Die Probleme bei einem Umstieg auf ein neues Videoformat sind immer gleich: Auf beiden Seiten muss aufgerüstet werden. Produzenten müssen Inhalte neu erstellen, speichern und verbreiten, Zuschauer brauchen im einfachsten Fall neue Videosoftware auf dem Computer oder dazu noch neue Abspielgeräte. Oft verbessert sich die Effizienz eines neues Formates im Laufe der Jahre immer weiter. Das aktuelle H.264 ist über die Jahre nach Schätzungen von Experten noch rund 20-30 Prozent effizienter geworden.
Erste Lösungen sind da
Auf aktuellen Rechnern und auch auf modernen Geräten wie dem iPhone und iPad sollte der Umstieg nur ein mittelgroßes Problem sein. Das Fraunhofer-Institut zeigt auf dem Mobile World Congress einen ersten Codec, der auf einem kleinen Ultrabook mit einem Core-i5 und nur 800 MHz ein H.265-Video in Full-HD mit weniger als 20 Prozent Prozessorlast abspielt. Im Gespräch mit Macwelt sagen die Codec-Entwickler, dass dies auch auf dem Mac oder iPad problemlos möglich sei, dies in das System zu integrieren. Die vielen Spezialchips in den Geräten könnte man auch für das neue Format nutzen. Moderne Prozessoren mit Erweiterungen für Spezialaufgaben machen es möglich, die aufwendige Videoberechnung effizient zu erledigen. Hier müsste Apple einen solchen Codec jedoch zunächst in die Quicktime-Umgebung integrieren.
Der Vorgänger H.264
Der aktuelle Standard H.264 ist zu einem guten Teil Apples Baby. Die passende Standardverpackung “MP4” stammt aus Apples Quicktime-Universum. Es war nicht zuletzt Apple, die massiv auf das neue Format setzen. Während Nutzer in der Windows-Welt ihre Rechner mit Codec-Paketen auf die zahlreichen Videoformate vorbereiteten, hat Apple ab OS X 10 mit Quicktime 7 im Jahr 2005 konsequent auf das damals neue Format gesetzt. Auch die Blurays oder aktuelle Streamingvideos setzen darauf.

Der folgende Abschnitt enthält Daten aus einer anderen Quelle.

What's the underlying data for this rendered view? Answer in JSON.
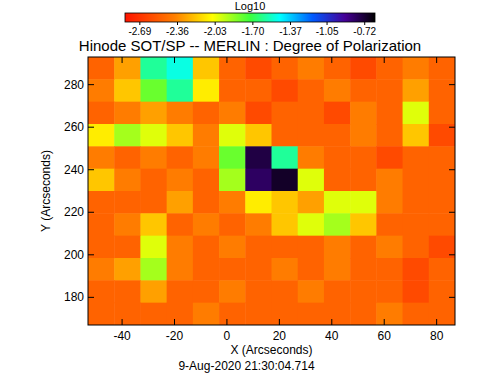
{
  "chart_data": {
    "type": "heatmap",
    "title": "Hinode SOT/SP -- MERLIN : Degree of Polarization",
    "x_label": "X (Arcseconds)",
    "y_label": "Y (Arcseconds)",
    "date": "9-Aug-2020 21:30:04.714",
    "xlim": [
      -53,
      87
    ],
    "ylim": [
      167,
      293
    ],
    "xticks": [
      -40,
      -20,
      0,
      20,
      40,
      60,
      80
    ],
    "yticks": [
      180,
      200,
      220,
      240,
      260,
      280
    ],
    "x": [
      -48,
      -38,
      -28,
      -18,
      -8,
      2,
      12,
      22,
      32,
      42,
      52,
      62,
      72,
      82
    ],
    "y": [
      287.75,
      277.25,
      266.75,
      256.25,
      245.75,
      235.25,
      224.75,
      214.25,
      203.75,
      193.25,
      182.75,
      172.25
    ],
    "z": [
      [
        -2.5,
        -2.3,
        -1.6,
        -1.5,
        -2.2,
        -2.5,
        -2.6,
        -2.5,
        -2.4,
        -2.5,
        -2.6,
        -2.5,
        -2.4,
        -2.5
      ],
      [
        -2.4,
        -2.2,
        -1.8,
        -1.6,
        -2.1,
        -2.5,
        -2.5,
        -2.6,
        -2.5,
        -2.4,
        -2.5,
        -2.5,
        -2.3,
        -2.5
      ],
      [
        -2.5,
        -2.4,
        -2.3,
        -2.4,
        -2.5,
        -2.4,
        -2.6,
        -2.5,
        -2.5,
        -2.6,
        -2.4,
        -2.5,
        -2.0,
        -2.5
      ],
      [
        -2.1,
        -1.9,
        -2.0,
        -2.2,
        -2.4,
        -2.0,
        -2.2,
        -2.5,
        -2.5,
        -2.5,
        -2.4,
        -2.5,
        -2.2,
        -2.6
      ],
      [
        -2.4,
        -2.5,
        -2.4,
        -2.5,
        -2.4,
        -1.8,
        -0.75,
        -1.6,
        -2.4,
        -2.5,
        -2.5,
        -2.6,
        -2.5,
        -2.5
      ],
      [
        -2.2,
        -2.4,
        -2.5,
        -2.4,
        -2.5,
        -1.9,
        -0.8,
        -0.7,
        -2.0,
        -2.5,
        -2.5,
        -2.4,
        -2.5,
        -2.5
      ],
      [
        -2.5,
        -2.5,
        -2.5,
        -2.3,
        -2.5,
        -2.4,
        -2.1,
        -2.2,
        -2.3,
        -2.0,
        -2.0,
        -2.4,
        -2.5,
        -2.5
      ],
      [
        -2.5,
        -2.4,
        -2.2,
        -2.5,
        -2.4,
        -2.5,
        -2.4,
        -2.2,
        -2.0,
        -1.9,
        -2.2,
        -2.5,
        -2.5,
        -2.5
      ],
      [
        -2.5,
        -2.5,
        -2.0,
        -2.4,
        -2.5,
        -2.4,
        -2.5,
        -2.5,
        -2.5,
        -2.4,
        -2.5,
        -2.4,
        -2.5,
        -2.6
      ],
      [
        -2.4,
        -2.3,
        -1.9,
        -2.4,
        -2.5,
        -2.5,
        -2.5,
        -2.4,
        -2.5,
        -2.4,
        -2.5,
        -2.5,
        -2.6,
        -2.5
      ],
      [
        -2.5,
        -2.5,
        -2.3,
        -2.5,
        -2.5,
        -2.4,
        -2.5,
        -2.5,
        -2.4,
        -2.5,
        -2.5,
        -2.5,
        -2.6,
        -2.5
      ],
      [
        -2.5,
        -2.5,
        -2.5,
        -2.5,
        -2.4,
        -2.5,
        -2.5,
        -2.5,
        -2.5,
        -2.5,
        -2.5,
        -2.4,
        -2.5,
        -2.5
      ]
    ],
    "colorbar": {
      "title": "Log10",
      "range": [
        -2.82,
        -0.63
      ],
      "ticks": [
        -2.69,
        -2.36,
        -2.03,
        {
          "value": -1.7,
          "label": "-1.70"
        },
        -1.37,
        -1.05,
        -0.72
      ]
    }
  }
}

Denn Videos werden heutzutage fast immer von spezialisierten Chips berechnet. Auf den Chipsätzen von iPhone und iPad gibt es spezielle Decoder für H.264, selbst auf neueren Macs übernimmt dies ein Teil des Grafikprozessors. Das spart Strom, da diese Chips genau auf diese Aufgabe spezialisiert sind und dabei wesentlich weniger Energie benötigen als ein Allesberechner wie der Hauptprozessor. Bei neuen Videostandards achten die Experten deshalb auch darauf, wie gut sich die Umrechnung in Maschinensprache übersetzen lässt. Bei manchen Geräten wie dem iPad wäre der Hauptprozessor alleine kaum in der Lage, HD-Videos zu berechnen. Dies deutet an, an wie vielen Stellen sich Hersteller und Nutzer auf solche Neuerungen einstellen müssen.

Es könnte noch Jahre dauern, bis der neue Videostandard im Alltag angekommen ist. Noch ist nicht einmal ein passendes Containerformat dafür definiert, so wie dies aktuell “mp4” ist. Dazu sind derzeit auch alle Abspiel- und Aufnahmegeräte außen vor. Von Bluray-Playern bis zu Camcordern könnte keines aktuell damit etwas anfangen. Es wird laut Experten noch bis ins Jahr 2015 dauern, bis hier die Endgeräte kompatibel sind.
Noch Zukunftsmusik
Es wird also noch einige Jahre dauern, bis H.265 in unseren Alltag eintritt. Beim Vorgänger H.264 dauerte es zwei Jahre vom Zeitpunkt der Standardisierung, bis Apple das Format in Quicktime integriert hatte. Den Massenmarkt erreichte das Format dann weitere Jahre später.